NIF (NLP Interchange Format)
Overview
NIF is an RDF/Linked Data-based format for representing NLP annotations as web resources. Every string in a document gets a URI based on its character offsets, making annotations dereferenceable web resources. NIF uses OWL/RDF ontologies for type definitions and integrates with the Linked Data ecosystem (DBpedia, Wikidata, etc.).
Type-by-Type Mapping
Core NIF Ontology
| NIF Class/Property | Layers Equivalent | Notes |
|---|---|---|
nif:Context | pub.layers.expression | The document/text being annotated. NIF's nif:isString → expression.text. |
nif:String (base class) | pub.layers.annotation#annotation | Any annotated substring.
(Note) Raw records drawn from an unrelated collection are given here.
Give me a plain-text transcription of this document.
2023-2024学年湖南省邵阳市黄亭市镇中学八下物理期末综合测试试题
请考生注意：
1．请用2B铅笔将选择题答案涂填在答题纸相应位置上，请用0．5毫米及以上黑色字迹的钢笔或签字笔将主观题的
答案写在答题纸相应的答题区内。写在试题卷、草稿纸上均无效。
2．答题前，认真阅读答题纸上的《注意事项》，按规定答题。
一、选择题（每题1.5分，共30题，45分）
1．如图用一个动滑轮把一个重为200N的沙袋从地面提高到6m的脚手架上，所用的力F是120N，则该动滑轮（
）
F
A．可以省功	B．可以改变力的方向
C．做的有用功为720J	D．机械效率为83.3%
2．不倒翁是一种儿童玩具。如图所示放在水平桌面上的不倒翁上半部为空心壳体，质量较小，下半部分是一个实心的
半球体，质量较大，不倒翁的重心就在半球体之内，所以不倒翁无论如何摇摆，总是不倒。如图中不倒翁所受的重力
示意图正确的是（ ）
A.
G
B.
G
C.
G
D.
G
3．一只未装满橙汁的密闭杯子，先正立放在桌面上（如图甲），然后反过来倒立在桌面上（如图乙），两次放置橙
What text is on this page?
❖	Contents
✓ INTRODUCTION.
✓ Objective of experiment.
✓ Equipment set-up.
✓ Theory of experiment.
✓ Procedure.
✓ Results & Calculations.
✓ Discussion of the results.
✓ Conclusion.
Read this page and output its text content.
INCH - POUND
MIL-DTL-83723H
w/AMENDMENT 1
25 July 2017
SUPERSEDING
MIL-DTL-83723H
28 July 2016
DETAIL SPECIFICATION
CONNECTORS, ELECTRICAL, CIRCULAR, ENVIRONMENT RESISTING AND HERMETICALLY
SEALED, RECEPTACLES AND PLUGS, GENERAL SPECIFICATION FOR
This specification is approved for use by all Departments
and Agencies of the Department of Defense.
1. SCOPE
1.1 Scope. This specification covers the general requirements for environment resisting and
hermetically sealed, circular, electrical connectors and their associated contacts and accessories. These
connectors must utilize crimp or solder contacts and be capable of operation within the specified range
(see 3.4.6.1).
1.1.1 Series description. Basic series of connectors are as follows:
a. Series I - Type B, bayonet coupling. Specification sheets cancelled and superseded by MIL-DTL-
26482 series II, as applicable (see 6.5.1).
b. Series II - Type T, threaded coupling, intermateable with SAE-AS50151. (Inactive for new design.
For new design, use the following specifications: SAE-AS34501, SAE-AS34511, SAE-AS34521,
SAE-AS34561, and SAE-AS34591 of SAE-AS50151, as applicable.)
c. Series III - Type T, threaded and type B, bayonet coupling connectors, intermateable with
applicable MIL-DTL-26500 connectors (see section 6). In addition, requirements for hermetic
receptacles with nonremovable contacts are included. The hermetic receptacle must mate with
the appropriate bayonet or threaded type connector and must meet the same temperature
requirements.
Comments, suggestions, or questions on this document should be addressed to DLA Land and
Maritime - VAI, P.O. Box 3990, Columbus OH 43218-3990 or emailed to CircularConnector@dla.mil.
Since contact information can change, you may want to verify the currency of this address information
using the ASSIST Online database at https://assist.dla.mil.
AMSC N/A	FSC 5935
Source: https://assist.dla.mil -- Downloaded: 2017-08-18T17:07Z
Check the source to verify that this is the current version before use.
NIF identifies strings by URI (offset-based); Layers uses UUID + character span anchoring. |
nif:RFC5147String / nif:OffsetBasedString | pub.layers.defs#span | Character offset-based string identification. NIF's nif:beginIndex/nif:endIndex → span.start/span.ending. |
nif:Word | pub.layers.expression (kind: token) | Word-level string. |
nif:Sentence | pub.layers.expression (kind: sentence) | Sentence-level string. |
nif:Phrase | pub.layers.annotation#annotation with kind="span" | Phrase/constituent annotation. |
nif:Title / nif:Paragraph | pub.layers.expression (kind: section) | Document structure elements. |
NIF Annotation Properties
| NIF Property | Layers Equivalent | Notes |
|---|---|---|
nif:anchorOf | token.text or derived from expression.text + offsets | The surface string. |
nif:beginIndex / nif:endIndex | anchor.textSpan.start / anchor.textSpan.ending | Character offsets (0-based, exclusive end). |
nif:referenceContext | Annotation layer's expression reference | The document context. |
nif:posTag | annotationLayer(kind="token-tag", subkind="pos") → annotation.label | POS tag. |
nif:lemma | annotationLayer(kind="token-tag", subkind="lemma") → annotation.value | Lemma. |
nif:stem | annotationLayer(kind="token-tag") → annotation.value with custom subkind | Stem form. |
nif:oliaLink | annotation.ontologyTypeRef or annotation.knowledgeRefs | Link to OLiA (Ontologies of Linguistic Annotation) category. |
nif:dependency | annotationLayer(kind="graph", subkind="dependency") | Dependency relation. |
nif:sentimentValue | annotationLayer(kind="span", subkind="sentiment") → annotation.features.sentimentValue | Sentiment score. |
nif:topic | annotation.label or features.topic | Topic classification. |
NIF Linked Data Integration
| NIF Feature | Layers Equivalent | Notes |
|---|---|---|
itsrdf:taIdentRef (entity linking) | annotation.knowledgeRefs with source="wikidata" or source="dbpedia" | Entity linking to Linked Data resources. NIF's DBpedia/Wikidata URIs → Layers knowledgeRef.uri + knowledgeRef.identifier. |
itsrdf:taClassRef | annotation.ontologyTypeRef + knowledgeRefs | Entity type from an ontology. |
itsrdf:taConfidence | annotation.confidence | Entity linking confidence (scaled 0-10000). |
| OLiA ontology references | annotationLayer.ontologyRef or annotation.knowledgeRefs | Links to the Ontologies of Linguistic Annotation for tagset normalization. |
nif:sourceUrl | pub.layers.expression.sourceUrl | Source document URL. |
NIF Provenance
| NIF Feature | Layers Equivalent | Notes |
|---|---|---|
nif:broaderContext | annotationLayer.parentLayerRef or expression hierarchy | Context nesting. |
prov:wasGeneratedBy (PROV-O) | pub.layers.defs#annotationMetadata.tool | Provenance tracking. |
prov:wasAttributedTo | annotationMetadata.personaRef or annotationMetadata.tool | Attribution. |
dcterms:created | annotationMetadata.timestamp | Creation time. |
URI Scheme Comparison
NIF's key innovation is URI-based identification of text strings:
# NIF URI for characters 0-5 of document:
http://example.org/doc1#char=0,5
# Layers equivalent:
{
"anchor": {
"textSpan": { "start": 0, "ending": 5 }
}
}
NIF uses HTTP URIs, making every annotation a dereferenceable web resource. Layers uses AT-URIs (at://did:plc:xxx/pub.layers.annotation/tid), which serve the same purpose in the ATProto ecosystem — every annotation is a dereferenceable resource via its AT-URI.